POLAND - Polish pension supervisor KNUiFE is to be dissolved under a disputed law which will see the three financial supervisory authorities merged into one.
Iwona Duda, director of the Financial Markets Development Department at the Ministry of Finance and deputy chair of the Insurance and Pension Funds Supervisory Commission (KNUiFE) has been appointed head of the re-structuring project.
The new financial supervisory authority (KNF) has already taken over the mandates of the KNUiFE and the Securities and Exchange Commission (KPWiG).
And it will take on the job of the Commission for Banking Supervision (KNB) from January 2008.
KNUiFE will be dissolved in the coming months, although some of the staff and infrastructure will be taken over by the new supervisory body, a spokesman for the pension supervisory commission told IPE. He also said that regulations regarding the supervision of pension funds would not change under the new organisation.
The KNF board will consist of seven members, two to be appointed by the prime minister (including the chair), the minister for social affairs, the minister of finance, a representative of the Polish president and the president (or vice-president) of the central bank. Under the old system all three bodies were independent of the government. It is to be financed by levies from the supervised bodies.
In May the head of KNUiFE, Jan Monkiewicz, had criticised merging the supervisory authorities. He argued that the pension funds are very different from other financial institutions and therefore need their own supervisory board.
Furthermore, he said it was a bad point in time for this re-structuring as the rather young compulsory second-pillar pension funds, introduced in 1999, needed close supervision.

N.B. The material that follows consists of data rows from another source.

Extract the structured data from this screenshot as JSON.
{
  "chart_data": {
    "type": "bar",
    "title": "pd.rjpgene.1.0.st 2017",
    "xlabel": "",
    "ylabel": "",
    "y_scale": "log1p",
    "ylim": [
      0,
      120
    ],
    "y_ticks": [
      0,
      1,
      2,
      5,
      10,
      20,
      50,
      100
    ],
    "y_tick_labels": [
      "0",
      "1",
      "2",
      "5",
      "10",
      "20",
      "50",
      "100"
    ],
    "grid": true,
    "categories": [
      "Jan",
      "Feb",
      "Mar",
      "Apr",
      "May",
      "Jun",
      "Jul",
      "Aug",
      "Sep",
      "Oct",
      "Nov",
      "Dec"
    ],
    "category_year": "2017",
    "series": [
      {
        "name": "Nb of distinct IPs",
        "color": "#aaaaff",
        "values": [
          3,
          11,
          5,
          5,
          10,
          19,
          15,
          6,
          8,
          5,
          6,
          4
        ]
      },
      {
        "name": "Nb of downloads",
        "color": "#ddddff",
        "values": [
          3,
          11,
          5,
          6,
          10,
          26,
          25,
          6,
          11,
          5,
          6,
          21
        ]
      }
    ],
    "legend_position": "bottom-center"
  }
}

Monkiewicz also pointed out the fact that the KNF was very dependent on the government and was at risk to turn into a political vehicle.
In fact, the law has already led to a power struggle between the government and the Polish central bank NBP, which is currently running the commission for banking supervision. The NBP fears to lose its independent and its president sees the new law as an act of retaliation against him.
The European Central Bank, the International Monetary Fund and the OECD also filed their concerns about the new financial supervisory authority. They point out that the NBP has to be given a bigger role in the supervisory process.
"It is not about how many people they have on the board of the new supervisory authority. It is about how they can influence its work and if they have access to the information gathered," Wiktor Krzyzanowski from the European Central Bank told IPE.
Practice will show if the new model complies with European and Polish regulations. It was also pointed out that most members on the new KNF's board did not have the expertise to efficiently supervise financial institutions.
Despite these concerns and harsh criticism from various bodies in Poland on the speed with which the law was passed, President Lech Kaczynski signed the bill in mid-August. (amends president's name)
The second pillar pension fund system in Poland currently comprises 15 pension funds with total assets amounting to around PLN80bn (€40bn). Over 60% of assets were invested in bonds, 30% in equities and the rest in securities and deposits.
Among the companies running pension funds in Poland are international players like Winterthur, Generali, ING, Nordea and Allianz.